The US State Department reacted swiftly on the issue, advocating an undelayed return of NOC to the El Sharara site and a prompt resumption of production under the sole oversight of the Government of National Accord, i.e. the Tripoli government. Haftar might give back El Sharara to the NOC, fully cognizant that his sweeping march across the south was yet another sweeping win. The leadership of the Libyan NOC, the cashcow of the Libyan economy, understands this, as attested by Mustafa Sanalla’s recent call for an „oil army” to be set up to protect all of its fields and key infrastructure sites from tribal attacks and sabotage.
One could argue that Libya already has the Petroleum Facilities Guard, yet, in the words of Sanallah, Libya needs a national PFG, not a tribal one. At the same time, testing the muddy waters, Sanalla pointed out that the NOC’s armed forces could incorporate loyal PFG fighters, carefully vetted before joining it. This would make the Libyan NOC the first National Oil Company to have armed forces unit under its immediate command, an audacious gesture given the steep production decline of the past months. At public occasions, be it a keynote address in London or a casual interview, the Libyan NOC continues to dream big, with Mustafa Sanalla predicting Libya would reach 2.1mbpd of production in 2021 if security issues are resolved for good, even though the reality is different.
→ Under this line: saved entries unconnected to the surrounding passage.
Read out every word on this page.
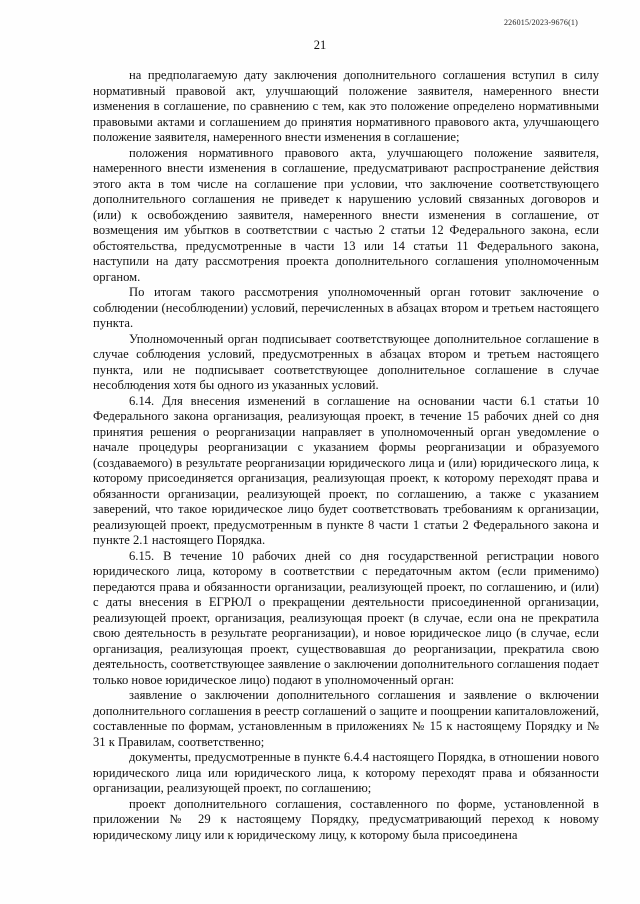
226015/2023-9676(1)
21

на предполагаемую дату заключения дополнительного соглашения вступил в силу нормативный правовой акт, улучшающий положение заявителя, намеренного внести изменения в соглашение, по сравнению с тем, как это положение определено нормативными правовыми актами и соглашением до принятия нормативного правового акта, улучшающего положение заявителя, намеренного внести изменения в соглашение;

положения нормативного правового акта, улучшающего положение заявителя, намеренного внести изменения в соглашение, предусматривают распространение действия этого акта в том числе на соглашение при условии, что заключение соответствующего дополнительного соглашения не приведет к нарушению условий связанных договоров и (или) к освобождению заявителя, намеренного внести изменения в соглашение, от возмещения им убытков в соответствии с частью 2 статьи 12 Федерального закона, если обстоятельства, предусмотренные в части 13 или 14 статьи 11 Федерального закона, наступили на дату рассмотрения проекта дополнительного соглашения уполномоченным органом.

По итогам такого рассмотрения уполномоченный орган готовит заключение о соблюдении (несоблюдении) условий, перечисленных в абзацах втором и третьем настоящего пункта.

Уполномоченный орган подписывает соответствующее дополнительное соглашение в случае соблюдения условий, предусмотренных в абзацах втором и третьем настоящего пункта, или не подписывает соответствующее дополнительное соглашение в случае несоблюдения хотя бы одного из указанных условий.

6.14. Для внесения изменений в соглашение на основании части 6.1 статьи 10 Федерального закона организация, реализующая проект, в течение 15 рабочих дней со дня принятия решения о реорганизации направляет в уполномоченный орган уведомление о начале процедуры реорганизации с указанием формы реорганизации и образуемого (создаваемого) в результате реорганизации юридического лица и (или) юридического лица, к которому присоединяется организация, реализующая проект, к которому переходят права и обязанности организации, реализующей проект, по соглашению, а также с указанием заверений, что такое юридическое лицо будет соответствовать требованиям к организации, реализующей проект, предусмотренным в пункте 8 части 1 статьи 2 Федерального закона и пункте 2.1 настоящего Порядка.

6.15. В течение 10 рабочих дней со дня государственной регистрации нового юридического лица, которому в соответствии с передаточным актом (если применимо) передаются права и обязанности организации, реализующей проект, по соглашению, и (или) с даты внесения в ЕГРЮЛ о прекращении деятельности присоединенной организации, реализующей проект, организация, реализующая проект (в случае, если она не прекратила свою деятельность в результате реорганизации), и новое юридическое лицо (в случае, если организация, реализующая проект, существовавшая до реорганизации, прекратила свою деятельность, соответствующее заявление о заключении дополнительного соглашения подает только новое юридическое лицо) подают в уполномоченный орган:

заявление о заключении дополнительного соглашения и заявление о включении дополнительного соглашения в реестр соглашений о защите и поощрении капиталовложений, составленные по формам, установленным в приложениях № 15 к настоящему Порядку и № 31 к Правилам, соответственно;

документы, предусмотренные в пункте 6.4.4 настоящего Порядка, в отношении нового юридического лица или юридического лица, к которому переходят права и обязанности организации, реализующей проект, по соглашению;

проект дополнительного соглашения, составленного по форме, установленной в приложении № 29 к настоящему Порядку, предусматривающий переход к новому юридическому лицу или к юридическому лицу, к которому была присоединена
According to OPEC secondary sources’ data, Libyan production sunk to 0.895mbpd in January 2019 from 1.12mbpd in October 2018, entailing monthly losses for the Libyan NOC that approach $500 million. And even though last year proved to be the best financially since 2012 for Libya, bringing in $24.5 billion in oil revenues and more than halving the budget deficit to $3.3 billion, the spending allocation the Tripoli government routinely flaunts in the media rarely hits the bank accounts of the Libyan NOC fully. The NOC is the only major source of funding, but by far not the only subject to fund. Thus, against the background of little to no trust between the two rival governments, between militias and the NOC, it should come as no surprise that international investors are in no hurry to invest in Libya.
Libyan exploration activity is subpar, as venturing into untapped plains comes with significant safety requirements which are nowhere to be seen unless one of the vying political powers consolidates the country. Thus, all international majors present in Libya will keep on drilling within their own licensed blocks, yet will refrain from any adventurous moves. On a general basis, working in Libya’s offshore is much safer than any onshore projects, therefore projects like the Bahr Essalam Phase II by Melittah and partners will get green lighted in the upcoming months. However, it has to be said that Bahr Essalam is a gas project and although helpful in increasing gas exports to Italy, such developments will not ease the pressure on Libya’s oil sector.

Source: OilPrice data.
The elections might alter the current equation, one might say. Yet holding the much-needed elections, initially slated for March 2019, is a Sisyphean toil, with UN Libya envoy Ghassan Salame now claiming end of the year is a „real possibility”, meaning the countless overtures and provocations will continue for some time to come. All the while Libyan exports, exacerbated by frequent bad weather in the Mediterranean nation’s ports, have fallen to levels unseen since May 2017, at around 0.8mbpd. Trust me, I would be very happy to be proven wrong, however, in an environment where nothing is certain and not a single rule is carved in stone, the ever-fluent political reality will continue to overwhelm Libya’s crude sector.